Man denkt zuweilen zu statisch
Die politische Linke muß es sich vorwerfen lassen: dort, wo sie noch am Werk ist - und das ist sie selten genug -, denkt sie zu statisch. Die Freien Marktliberalen galten für sie in den letzten Monaten als Prellbock. Sie verhielten sich eklig, keine Frage. Aber sie waren nur die Charaktermaske des Neoliberalismus, man schob sie vor, verdeckte damit, dass dieselben Denkmuster auch in anderen Parteien krassieren. Sicherlich, die besonders fiesen Radikalos sind bei SPD und Grünen weg. Fischer kariolt als ökologische Litfaßsäule über den Globus; Metzger hat seine politischen Ambitionen via Christdemokratie vermetzgert; Clement ist heute offiziell, was er immer war: Sprachrohr der Wirtschaft; Schröder hat seinen Lebensraum im Osten vergoldet. Aber die, die geblieben sind, die vom Schröderianismus bereinigten Hinterbliebenen, teilweise vom linken Parteiflügel, die stützen ihre Prämissen und ihre Lösungsvorschläge auf neoliberal vorgefertigte Wahrheiten. Pragmatisch Politik betreiben, nennen sie das. Das tun, was unter diesen Umständen, möglich ist, entschuldigen sie sich. Dass damit jede Alternative unmöglich wird, ist die Wahrheit, die keinen findet, der sie ausspricht.

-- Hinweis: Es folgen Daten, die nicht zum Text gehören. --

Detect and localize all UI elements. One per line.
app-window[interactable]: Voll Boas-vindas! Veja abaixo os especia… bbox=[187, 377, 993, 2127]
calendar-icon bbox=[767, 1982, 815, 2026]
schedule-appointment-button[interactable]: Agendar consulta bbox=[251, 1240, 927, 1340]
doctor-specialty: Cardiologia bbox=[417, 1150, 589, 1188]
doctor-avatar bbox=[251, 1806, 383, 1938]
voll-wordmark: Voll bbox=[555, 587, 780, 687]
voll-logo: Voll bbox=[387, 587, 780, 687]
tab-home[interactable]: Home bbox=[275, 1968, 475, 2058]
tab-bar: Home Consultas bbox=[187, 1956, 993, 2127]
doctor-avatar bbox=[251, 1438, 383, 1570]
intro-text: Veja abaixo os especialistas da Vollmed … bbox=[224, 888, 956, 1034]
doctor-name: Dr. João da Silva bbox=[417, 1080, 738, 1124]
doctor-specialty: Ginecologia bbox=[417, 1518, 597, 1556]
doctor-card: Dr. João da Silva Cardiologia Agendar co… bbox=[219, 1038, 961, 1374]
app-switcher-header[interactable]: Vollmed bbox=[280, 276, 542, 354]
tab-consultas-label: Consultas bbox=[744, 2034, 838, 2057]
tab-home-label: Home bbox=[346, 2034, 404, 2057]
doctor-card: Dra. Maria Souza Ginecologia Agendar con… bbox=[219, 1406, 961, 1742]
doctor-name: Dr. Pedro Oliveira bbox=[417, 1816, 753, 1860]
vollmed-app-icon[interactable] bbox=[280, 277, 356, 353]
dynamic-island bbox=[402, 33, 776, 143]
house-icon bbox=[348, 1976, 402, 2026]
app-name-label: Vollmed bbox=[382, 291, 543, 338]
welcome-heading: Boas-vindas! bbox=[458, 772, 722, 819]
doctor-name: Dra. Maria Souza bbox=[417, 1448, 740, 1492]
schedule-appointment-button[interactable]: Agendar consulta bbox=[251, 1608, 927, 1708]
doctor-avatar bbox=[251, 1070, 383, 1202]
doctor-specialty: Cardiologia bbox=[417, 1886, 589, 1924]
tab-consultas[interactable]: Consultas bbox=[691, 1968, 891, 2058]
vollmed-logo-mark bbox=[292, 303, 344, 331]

Die FDP alleine ist nur der Neoliberalismus, wenn man statisch denkt. Die NPD ist im heutigen sozialen Klima dieses Landes nur Rassismus, wenn man statisch denkt. Die sattsame Linke, nennen wir sie die taz-Linke, eine Linke, die sich für arg links ansieht, dabei aber neoliberalen Prämissen nachhechelt und die Institutionen durchwandert hat, bestreitet ein statisches Weltbild. Hier FDP - Neoliberalismus; dort NPD - Rassismus. Die taz sieht sich in der Pflicht, gegen Faschisten ins Feld zu ziehen - das ist gut! Aber sie berichtet dabei beinahe nur von NPD, Republikanern und der DVU. Dieselben Tendenzen, die man bei Sozis, Grünen und den Christdiktatoren vermehrt erkennt, tut man als Einzelfälle ab. Wer statisch denkt, muß zwangsläufig dergestalt abwiegeln. Dasselbe Szenario gilt für die Freien Marktliberalen, die man mit dem Zeitgeist assoziert. Aber der braucht die FDP gar nicht - lassen wir uns da nicht täuschen!